ANSWERS: 15
  • No. But, I also think that it's important to present more than one idea when several are available for something that is yet unsolved. Also, it's important to teach our children about other ideas and religions as part of their education so that they can understand other people different from themselves without rejecting them automatically.
  • Well, you can't prove that Santa Claus or the Tooth Fairy don't exist.... Now, I'm not saying that you shouldn't teach these things, but you shouldn't teach them in a way that makes people think that they are equal to something that has been proven to be true.
  • It is a bit like teaching conspiracy theories that cannot be be proven false as being legitimate subject material. I feel both should be left off the curriculum and allow the individual to make up there own mind when they get older.
  • This argument doesn't make any sense, evolution could easily be proven wrong. If anyone finds a rabbit fossil in the Cambrium strata, evolution's got a serious problem. That's the whole point of science, it works with testable hypotheses, and scientists can peer review papers on it. Not some made up bullshit that can't be disproven like a supernatural creator.
  • first of all abiogenesis is a THEORY. it proves NOTHING, sorry. the so called EXPERIMENTS, only show a little part of possible life it doesnt SUPPORT any theory, including abiogenesis. i can prove that the sun is made of sulphur by lighting a match. thats about as close as your experiments are to facts of the theory abiogenesis. how silly. 2ndly. i am a chemist and a biologist. it fascinates me..that evolutionist scientists,.. the HONEST professionals that they are... DO DISMISS and DISCARD thousands of fossils that INTRUDE ON the WRONG sediment layers , my neice is an archeologist, phd. i have visited and helped on digs around the world more than several times. and ive seen the way scientists dismiss these "abnomalities" first hand.
  • Actually it is very difficult to prove a negative. We can't prove their is a flying spaghetti monster (famous quote of richard Dawkins). But the principle is true stays the same there are many things we cannot prove false.
  • Yes! It would make school much more interesting. And the electives list LOOOOOONG. I think it would be fun.

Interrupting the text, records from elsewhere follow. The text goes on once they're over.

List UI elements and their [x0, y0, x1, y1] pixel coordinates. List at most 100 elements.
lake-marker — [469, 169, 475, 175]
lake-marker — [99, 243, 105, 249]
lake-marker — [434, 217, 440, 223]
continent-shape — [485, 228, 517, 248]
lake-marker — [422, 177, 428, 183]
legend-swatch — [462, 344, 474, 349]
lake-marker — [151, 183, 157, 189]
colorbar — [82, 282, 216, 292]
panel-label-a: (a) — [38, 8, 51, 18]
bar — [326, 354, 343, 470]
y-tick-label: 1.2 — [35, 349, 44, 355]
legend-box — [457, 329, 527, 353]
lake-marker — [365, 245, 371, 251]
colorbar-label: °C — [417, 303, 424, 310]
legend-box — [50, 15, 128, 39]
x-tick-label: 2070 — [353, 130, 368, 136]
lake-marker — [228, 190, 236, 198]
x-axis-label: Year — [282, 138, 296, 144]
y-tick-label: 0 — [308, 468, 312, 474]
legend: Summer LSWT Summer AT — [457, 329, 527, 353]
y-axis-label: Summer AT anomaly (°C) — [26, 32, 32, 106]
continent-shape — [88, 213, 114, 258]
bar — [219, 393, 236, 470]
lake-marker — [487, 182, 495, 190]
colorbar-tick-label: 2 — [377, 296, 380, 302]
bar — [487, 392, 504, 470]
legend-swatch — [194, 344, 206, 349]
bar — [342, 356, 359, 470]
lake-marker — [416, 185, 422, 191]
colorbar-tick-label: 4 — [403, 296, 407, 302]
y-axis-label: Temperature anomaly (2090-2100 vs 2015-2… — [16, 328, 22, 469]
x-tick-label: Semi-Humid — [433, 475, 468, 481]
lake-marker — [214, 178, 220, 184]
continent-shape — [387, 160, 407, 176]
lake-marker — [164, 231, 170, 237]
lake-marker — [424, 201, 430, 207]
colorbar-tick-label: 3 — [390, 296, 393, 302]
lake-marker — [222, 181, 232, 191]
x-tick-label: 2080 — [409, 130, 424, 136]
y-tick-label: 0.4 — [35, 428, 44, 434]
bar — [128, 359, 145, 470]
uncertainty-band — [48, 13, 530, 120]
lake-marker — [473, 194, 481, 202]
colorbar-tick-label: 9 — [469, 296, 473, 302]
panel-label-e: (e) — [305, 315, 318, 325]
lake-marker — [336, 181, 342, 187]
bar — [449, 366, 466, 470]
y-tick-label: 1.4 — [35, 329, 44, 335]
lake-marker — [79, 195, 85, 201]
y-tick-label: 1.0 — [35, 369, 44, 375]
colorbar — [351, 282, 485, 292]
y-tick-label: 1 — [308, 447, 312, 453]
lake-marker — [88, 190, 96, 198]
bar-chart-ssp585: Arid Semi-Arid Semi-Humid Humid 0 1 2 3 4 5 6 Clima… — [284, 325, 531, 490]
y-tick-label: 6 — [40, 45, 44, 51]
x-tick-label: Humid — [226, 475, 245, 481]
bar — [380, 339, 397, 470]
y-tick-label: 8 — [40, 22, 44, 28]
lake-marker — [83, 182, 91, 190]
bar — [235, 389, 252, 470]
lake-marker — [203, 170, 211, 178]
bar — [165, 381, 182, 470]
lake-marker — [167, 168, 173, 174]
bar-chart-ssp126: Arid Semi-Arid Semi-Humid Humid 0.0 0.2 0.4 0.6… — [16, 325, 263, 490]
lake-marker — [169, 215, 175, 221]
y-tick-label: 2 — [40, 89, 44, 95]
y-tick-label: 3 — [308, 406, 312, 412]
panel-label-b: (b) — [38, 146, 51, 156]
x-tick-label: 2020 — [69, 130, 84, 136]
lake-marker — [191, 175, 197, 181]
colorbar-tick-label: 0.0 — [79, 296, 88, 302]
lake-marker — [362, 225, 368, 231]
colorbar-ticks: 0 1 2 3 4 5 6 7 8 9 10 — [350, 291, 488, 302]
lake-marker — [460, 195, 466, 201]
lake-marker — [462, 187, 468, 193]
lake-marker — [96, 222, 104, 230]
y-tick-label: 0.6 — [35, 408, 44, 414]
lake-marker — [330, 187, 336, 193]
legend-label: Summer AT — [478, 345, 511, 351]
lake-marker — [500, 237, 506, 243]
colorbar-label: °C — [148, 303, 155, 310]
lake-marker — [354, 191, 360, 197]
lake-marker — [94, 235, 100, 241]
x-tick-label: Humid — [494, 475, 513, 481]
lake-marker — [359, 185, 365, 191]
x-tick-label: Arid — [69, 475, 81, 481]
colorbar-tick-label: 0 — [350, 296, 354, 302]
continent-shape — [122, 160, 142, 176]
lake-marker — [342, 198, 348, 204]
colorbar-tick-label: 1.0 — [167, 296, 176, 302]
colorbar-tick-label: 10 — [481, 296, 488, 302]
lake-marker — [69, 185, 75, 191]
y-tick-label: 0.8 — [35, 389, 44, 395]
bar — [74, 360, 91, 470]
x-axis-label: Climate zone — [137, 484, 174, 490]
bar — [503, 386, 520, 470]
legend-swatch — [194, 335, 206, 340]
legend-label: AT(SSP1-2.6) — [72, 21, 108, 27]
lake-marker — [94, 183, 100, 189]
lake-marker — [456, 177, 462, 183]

  • i think that religion should be taken out of any school that is not a "religious school". Public schools have no place teaching kids religious thoughts - that is up to the parent and the child, and if the parent feels strongly enough, then they can put their kid in religious schools.
  • I think it would be wise not to teach about just one religion, but many if you have to. Otherwise conflicts arise. For example teach about Christianity, Judaism, and Islam one year, then animism, Budhism, and Hinduism another year... Science must be taught because it is useful in life. Religion is important also if you want a non-biast new generation. So both should be taught, but not just one religion. Is parents say no ten things can change, but I think it is important.
  • my view is that only things with scientfic backing should be taught in schools
  • I think it's right that schools should teach them both but make sure they know that neither have actually been proven. Give them the choice what to believe in their lives.
  • I don't think there's enough curricular room in a science class to teach everything that can't be proven false. E.g., even if creationism hasn't been proven to be false, neither has alien migration, magic rock biogenesis, nor Roman mythology. When it comes to the sciences, what should be taught is what has been scientifically verified. The teaching of creationism is more appropriate for whatever religious school teaches it. I haven't heard about any Evolutionists demanding that evolution be taught in Catholic Sunday school, or outside of any public secular educational institution.
  • Creationists use circular arguments in a way that allows them to be deceitful. The Flying Spaghetti Monster cannot be proven false.
  • WE teach all sorts of concepts that cannot be proven so why not creation.
  • One or the other may be true but the evidence is NOT equally valid. Despite all the window dressing, evolution is a theory and intelligent design is a kludge.